Nos Estados Unidos, a alta de preços ao consumidor encerrou 2021 com um acumulado de 7%, a maior taxa em quase quatro décadas, e a expectativa é de que continuará forte com a recuperação da economia. Os investidores já esperam até quatro altas de juros para 2022, o que os levaria do patamar atual de 0% para 1% no fim do ano. Vale lembrar que o Fed deve encerrar em março o programa que injetou trilhões de dólares na economia. Na Europa, o quadro é similar. No ano passado, a Alemanha teve uma inflação média de 3,1%, a maior desde 1993, enquanto o índice de preços ao consumidor no Reino Unido foi de 5,4%, um recorde em quase trinta anos. Apesar da expectativa de que os juros sejam mantidos em -0,5% neste ano, o Banco Central Europeu deve encerrar os programas que injetam de 70 bilhões a 80 bilhões de euros por mês na economia por meio de compra de títulos públicos.
Todas essas mudanças impactam especialmente os países emergentes como o Brasil, que apresentam muito mais riscos aos investidores do que as economias desenvolvidas. A tendência é que juros mais altos no Hemisfério Norte atraiam para lá os recursos financeiros e causem exigências de mais prêmios para investir em empresas e governos de mercados menos estáveis. No segundo semestre de 2021, o descontrole com a inflação no Brasil levou o Banco Central a uma ação radical com elevação brusca da Selic. A expectativa é que a taxa, que estava em 2%, chegue a 11,75% ao fim de 2022, o que está longe de ser um cenário favorável.
Um estudo recente da Organização das Nações Unidas (ONU) estima que o Brasil terá neste ano o terceiro pior crescimento do PIB do mundo, de 0,5%, atrás apenas de Mianmar e da Guiné Equatorial. Tal situação se deve às lições de casa não aprendidas. “O mal desempenho da economia brasileira em 2022 está muito mais relacionado a questões domésticas”, diz o economista Gustavo Loyola, ex-presidente do Banco Central. “O processo inflacionário é mais grave porque tivemos uma desvalorização do real devido a equívocos fiscais”, conclui. O dólar alto tem impacto particularmente severo nas commodities com preços elevados no mercado internacional. Na semana passada, o barril do petróleo do tipo Brent se aproximou dos 90 dólares, em uma alta anualizada de 13,3%. Em 2021, o aumento da cotação internacional incentivou a inflação de 47,49% da gasolina e de 62,23% do etanol no Brasil.
Em meio a tantas previsões negativas, pelo menos uma alivia a situação do país.
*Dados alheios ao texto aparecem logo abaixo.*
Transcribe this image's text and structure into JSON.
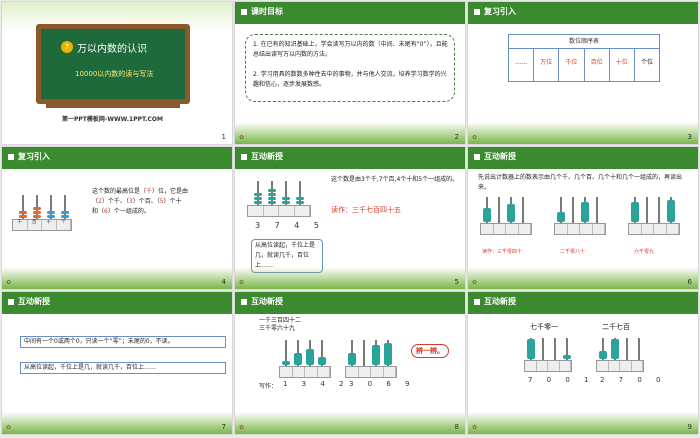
{
  "slides": [
    {
      "page": "1",
      "board_badge": "7",
      "board_title": "万以内数的认识",
      "board_sub": "10000以内数的读与写法",
      "footer": "第一PPT模板网-WWW.1PPT.COM"
    },
    {
      "page": "2",
      "title": "课时目标",
      "points": [
        "1. 在已有的知识基础上，学会读写万以内的数（中间、末尾有“0”），且能总结出读写万以内数的方法。",
        "2. 学习用具的数数多种性去中的事物，并与他人交流，培养学习数学的兴趣和信心，逐步发展数感。"
      ]
    },
    {
      "page": "3",
      "title": "复习引入",
      "table_title": "数位顺序表",
      "cols": [
        "……",
        "万位",
        "千位",
        "百位",
        "十位",
        "个位"
      ]
    },
    {
      "page": "4",
      "title": "复习引入",
      "line1": "这个数的最高位是（",
      "blank1": "千",
      "line1b": "）位，它是由",
      "line2a": "（",
      "b2": "2",
      "line2b": "）个千、（",
      "b3": "3",
      "line2c": "）个百、（",
      "b4": "5",
      "line2d": "）个十",
      "line3a": "和（",
      "b5": "6",
      "line3b": "）个一组成的。",
      "labels": [
        "千",
        "百",
        "十",
        "个"
      ],
      "digits": "2 3 5 6"
    },
    {
      "page": "5",
      "title": "互动新授",
      "desc": "这个数是由3个千,7个百,4个十和5个一组成的。",
      "read": "读作：三千七百四十五",
      "digits": "3 7 4 5",
      "tip": "从高位读起，千位上是几，就读几千，百位上……"
    },
    {
      "page": "6",
      "title": "互动新授",
      "desc": "先说出计数器上的数表示由几个千、几个百、几个十和几个一组成的，再读出来。",
      "r1": "读作：三千零四十",
      "r2": "二千零八十",
      "r3": "六千零九",
      "d1": "3 0 4 0",
      "d2": "2 0 8 0",
      "d3": "6 0 0 9"
    },
    {
      "page": "7",
      "title": "互动新授",
      "t1": "中间有一个0或两个0，只读一个“零”；末尾的0，不读。",
      "t2": "从高位读起，千位上是几，就读几千，百位上……"
    },
    {
      "page": "8",
      "title": "互动新授",
      "n1": "一千三百四十二",
      "n2": "三千零六十九",
      "write": "写作：",
      "d1": "1 3 4 2",
      "d2": "3 0 6 9",
      "bubble": "辨一辨。"
    },
    {
      "page": "9",
      "title": "互动新授",
      "w1": "七千零一",
      "w2": "二千七百",
      "d1": "7 0 0 1",
      "d2": "2 7 0 0"
    }
  ],
  "colors": {
    "accent": "#3b8a2f",
    "board": "#1e6a3a",
    "red": "#d43b2a"
  }
}
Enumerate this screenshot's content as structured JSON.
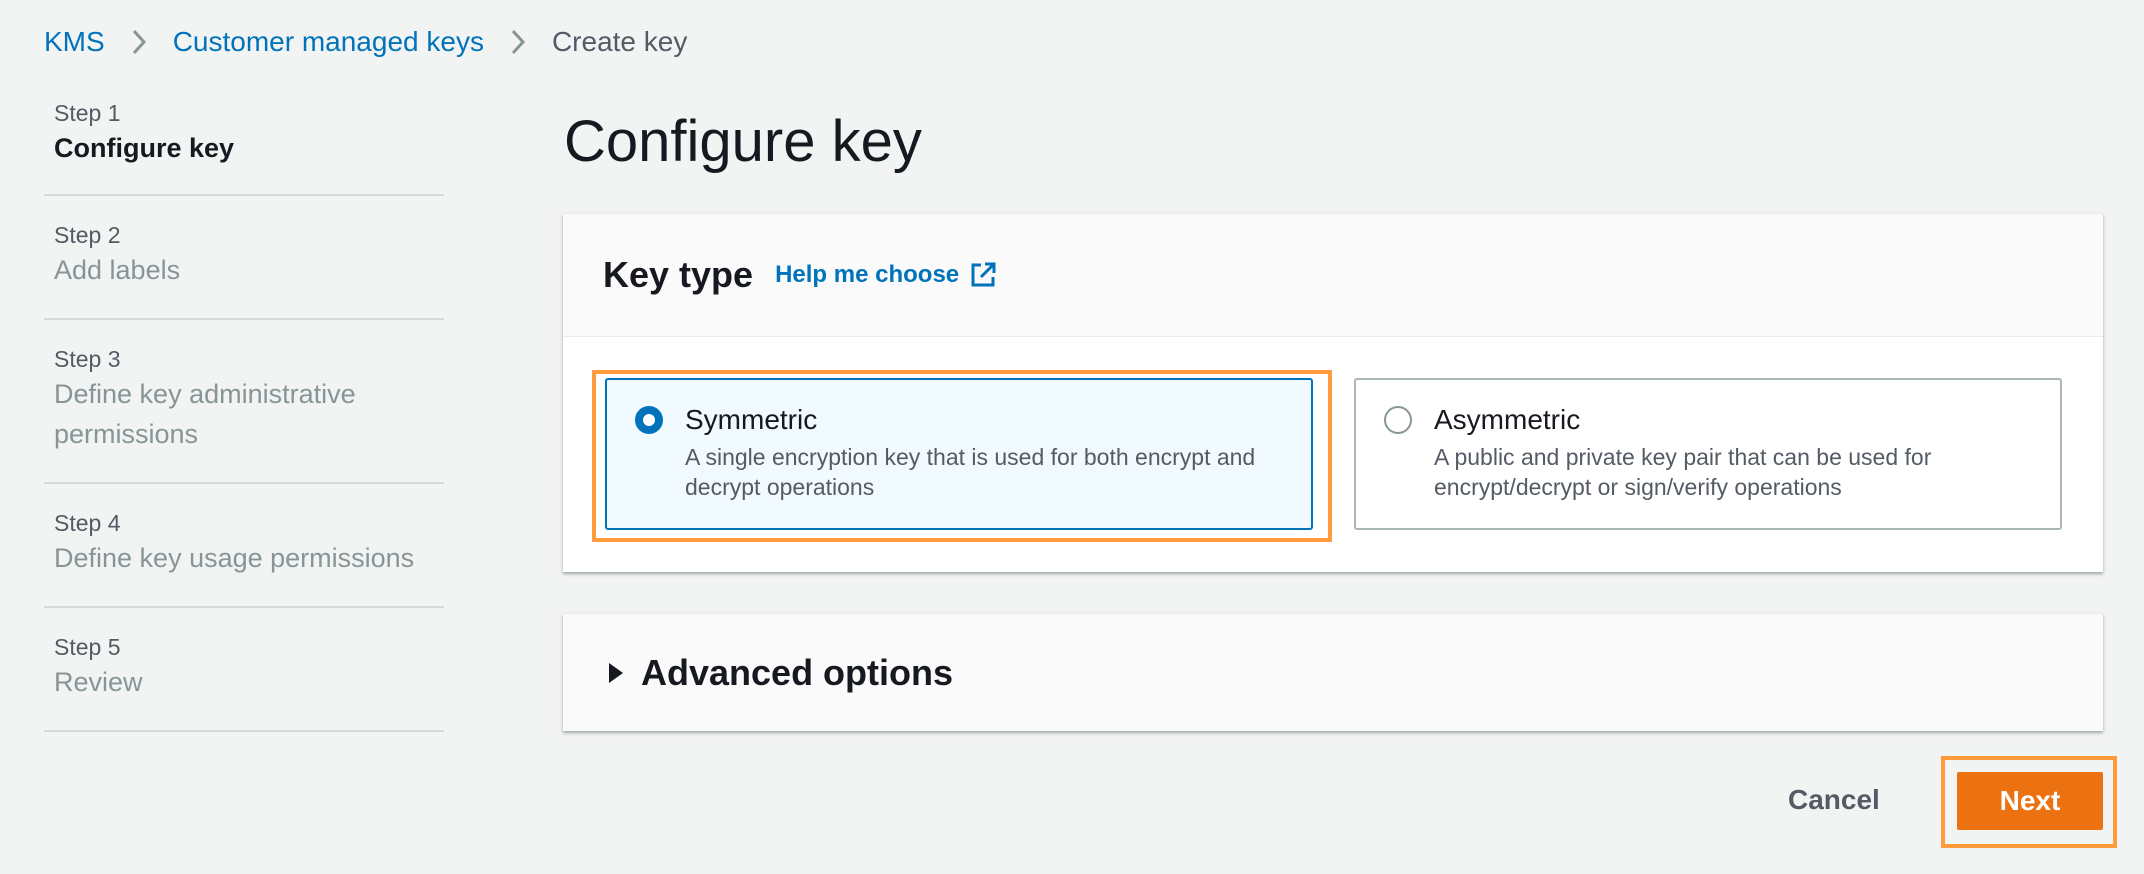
{
  "breadcrumb": {
    "items": [
      {
        "label": "KMS"
      },
      {
        "label": "Customer managed keys"
      },
      {
        "label": "Create key"
      }
    ]
  },
  "steps": [
    {
      "number": "Step 1",
      "label": "Configure key",
      "active": true
    },
    {
      "number": "Step 2",
      "label": "Add labels",
      "active": false
    },
    {
      "number": "Step 3",
      "label": "Define key administrative permissions",
      "active": false
    },
    {
      "number": "Step 4",
      "label": "Define key usage permissions",
      "active": false
    },
    {
      "number": "Step 5",
      "label": "Review",
      "active": false
    }
  ],
  "page_title": "Configure key",
  "key_type_panel": {
    "title": "Key type",
    "help_link": "Help me choose",
    "options": [
      {
        "title": "Symmetric",
        "description": "A single encryption key that is used for both encrypt and decrypt operations",
        "selected": true
      },
      {
        "title": "Asymmetric",
        "description": "A public and private key pair that can be used for encrypt/decrypt or sign/verify operations",
        "selected": false
      }
    ]
  },
  "advanced_options": {
    "label": "Advanced options"
  },
  "actions": {
    "cancel": "Cancel",
    "next": "Next"
  },
  "colors": {
    "link": "#0073bb",
    "primary_button": "#ec7211",
    "highlight": "#ff9b3b",
    "selected_tile_bg": "#f1faff"
  }
}
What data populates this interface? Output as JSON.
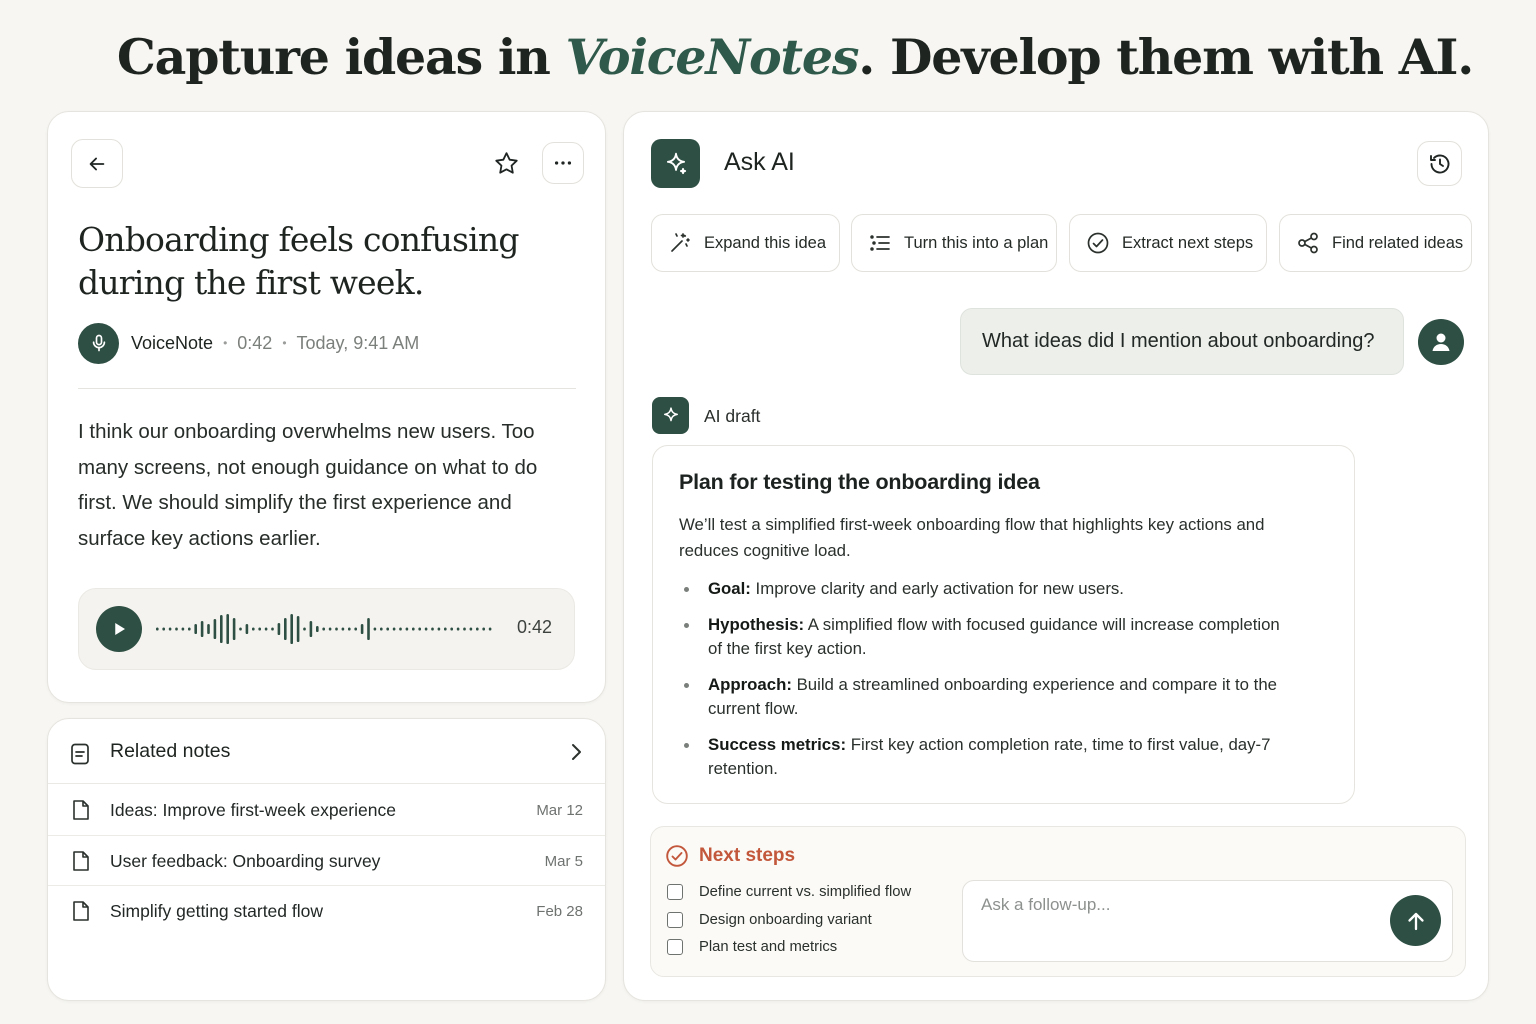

Enfrentando uma crise imobiliária e restrições rígidas para conter a ômicron, a China, principal parceiro comercial do Brasil, baixou os juros para estimular o crescimento da economia, que de acordo com o relatório da ONU será de 5,2% em 2022. A decisão do Banco Central Chinês pode incentivar o consumo no país asiático. Pelo menos, um banco central pode ajudar a incentivar a atividade econômica no Brasil, no momento em que as coisas voltam ao normal, mas nem tanto assim.